Oyika desires to incentivise those bikes entering Singapore to be electric, (but) it requires coordination on both sides of the causeway. That is no mean feat. If that can be achieved, imagine a much quieter and pollution-free causeway, and the well-being of those who travel to and from Johor and Singapore daily.
It will be cheaper for the riders too, regardless of whether they conduct their battery swaps in Singapore or Malaysia.– Jinsi Lee, founder and CEO of Oyika
Ultimately, Oyika aims to lower the barriers to EV adoption in SEA via the bundling of EV charging with EVs on a monthly subscription plan, starting out with electric motorbikes.

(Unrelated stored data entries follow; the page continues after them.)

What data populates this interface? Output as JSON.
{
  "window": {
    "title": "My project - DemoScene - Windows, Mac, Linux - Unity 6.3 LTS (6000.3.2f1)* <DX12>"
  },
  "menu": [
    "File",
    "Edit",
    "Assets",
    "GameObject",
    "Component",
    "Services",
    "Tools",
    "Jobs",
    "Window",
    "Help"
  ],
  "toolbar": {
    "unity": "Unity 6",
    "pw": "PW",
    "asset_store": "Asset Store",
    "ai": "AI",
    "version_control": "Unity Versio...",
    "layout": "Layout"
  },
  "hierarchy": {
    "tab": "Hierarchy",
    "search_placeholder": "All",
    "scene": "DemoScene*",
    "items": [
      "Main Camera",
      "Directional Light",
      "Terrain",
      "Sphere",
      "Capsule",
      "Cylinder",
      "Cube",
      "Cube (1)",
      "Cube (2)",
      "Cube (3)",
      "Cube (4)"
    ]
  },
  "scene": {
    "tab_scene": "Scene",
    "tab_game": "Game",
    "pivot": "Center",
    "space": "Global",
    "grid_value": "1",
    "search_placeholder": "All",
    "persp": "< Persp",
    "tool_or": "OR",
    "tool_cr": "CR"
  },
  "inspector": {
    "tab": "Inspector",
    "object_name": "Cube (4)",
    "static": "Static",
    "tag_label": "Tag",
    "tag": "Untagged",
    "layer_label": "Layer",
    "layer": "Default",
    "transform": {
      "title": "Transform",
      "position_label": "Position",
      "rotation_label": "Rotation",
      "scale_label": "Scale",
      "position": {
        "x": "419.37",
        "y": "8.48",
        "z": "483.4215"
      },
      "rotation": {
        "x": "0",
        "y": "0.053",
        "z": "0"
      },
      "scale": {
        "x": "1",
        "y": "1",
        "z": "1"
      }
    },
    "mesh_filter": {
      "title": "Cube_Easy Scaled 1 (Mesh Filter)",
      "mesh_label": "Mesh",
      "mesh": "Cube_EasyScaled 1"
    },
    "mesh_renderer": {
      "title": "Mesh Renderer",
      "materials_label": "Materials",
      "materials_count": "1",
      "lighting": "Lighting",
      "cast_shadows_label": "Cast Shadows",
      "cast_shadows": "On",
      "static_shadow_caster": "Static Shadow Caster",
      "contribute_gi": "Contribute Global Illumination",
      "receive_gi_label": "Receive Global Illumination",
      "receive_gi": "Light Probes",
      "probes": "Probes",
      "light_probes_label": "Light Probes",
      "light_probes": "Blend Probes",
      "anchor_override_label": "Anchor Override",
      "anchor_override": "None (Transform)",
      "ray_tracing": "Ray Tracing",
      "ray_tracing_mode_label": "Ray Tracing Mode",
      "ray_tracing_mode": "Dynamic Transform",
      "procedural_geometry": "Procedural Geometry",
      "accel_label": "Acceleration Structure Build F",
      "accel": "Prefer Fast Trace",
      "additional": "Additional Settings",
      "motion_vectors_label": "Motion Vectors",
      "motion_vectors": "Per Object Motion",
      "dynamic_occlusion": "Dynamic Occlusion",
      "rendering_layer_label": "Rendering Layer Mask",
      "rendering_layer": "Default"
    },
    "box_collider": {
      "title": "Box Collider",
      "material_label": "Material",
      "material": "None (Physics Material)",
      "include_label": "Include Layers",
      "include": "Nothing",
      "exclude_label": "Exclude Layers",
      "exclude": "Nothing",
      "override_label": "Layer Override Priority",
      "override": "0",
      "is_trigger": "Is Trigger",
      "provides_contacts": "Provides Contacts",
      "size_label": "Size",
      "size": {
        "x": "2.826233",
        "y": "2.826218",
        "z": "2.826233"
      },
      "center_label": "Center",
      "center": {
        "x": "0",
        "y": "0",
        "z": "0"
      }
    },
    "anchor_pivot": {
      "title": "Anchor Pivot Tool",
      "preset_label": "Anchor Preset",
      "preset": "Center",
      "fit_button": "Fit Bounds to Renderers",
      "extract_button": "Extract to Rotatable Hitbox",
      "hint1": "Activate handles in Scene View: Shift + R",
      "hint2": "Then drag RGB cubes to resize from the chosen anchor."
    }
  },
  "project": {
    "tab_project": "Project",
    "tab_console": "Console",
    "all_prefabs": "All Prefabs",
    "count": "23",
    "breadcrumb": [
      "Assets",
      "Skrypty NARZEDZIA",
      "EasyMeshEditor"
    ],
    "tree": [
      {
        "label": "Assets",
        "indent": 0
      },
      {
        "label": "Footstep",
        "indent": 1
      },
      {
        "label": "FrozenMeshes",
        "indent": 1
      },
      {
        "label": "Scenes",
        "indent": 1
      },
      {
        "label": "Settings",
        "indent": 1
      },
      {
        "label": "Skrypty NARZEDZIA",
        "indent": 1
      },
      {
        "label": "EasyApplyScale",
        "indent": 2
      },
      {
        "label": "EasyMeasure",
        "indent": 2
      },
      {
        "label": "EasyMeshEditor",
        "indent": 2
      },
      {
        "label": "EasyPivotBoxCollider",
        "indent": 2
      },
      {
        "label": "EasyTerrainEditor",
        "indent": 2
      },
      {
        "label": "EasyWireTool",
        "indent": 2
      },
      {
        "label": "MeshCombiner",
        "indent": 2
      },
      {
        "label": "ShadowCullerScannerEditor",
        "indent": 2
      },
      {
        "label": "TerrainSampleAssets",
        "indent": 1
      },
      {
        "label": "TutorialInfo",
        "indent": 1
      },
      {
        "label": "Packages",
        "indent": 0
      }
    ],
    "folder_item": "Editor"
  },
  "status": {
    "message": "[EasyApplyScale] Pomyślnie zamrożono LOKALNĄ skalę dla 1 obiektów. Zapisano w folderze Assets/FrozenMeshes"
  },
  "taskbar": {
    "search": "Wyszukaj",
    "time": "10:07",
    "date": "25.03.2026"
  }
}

Moving forward, it hopes to expand its footprint in Africa as well as expand the use of its batteries to power off-grid homes. It noted that there are currently 30 million people in SEA and 600 million in Africa who lack access to electricity.
In fact, it is already conducting trials to prove that its portable batteries — which are charged at a swap station powered by solar at a centralised location — can help power homes.
“(It) is a simpler, cheaper and more scalable alternative to individual solar home systems and micro-grids,” he summed up.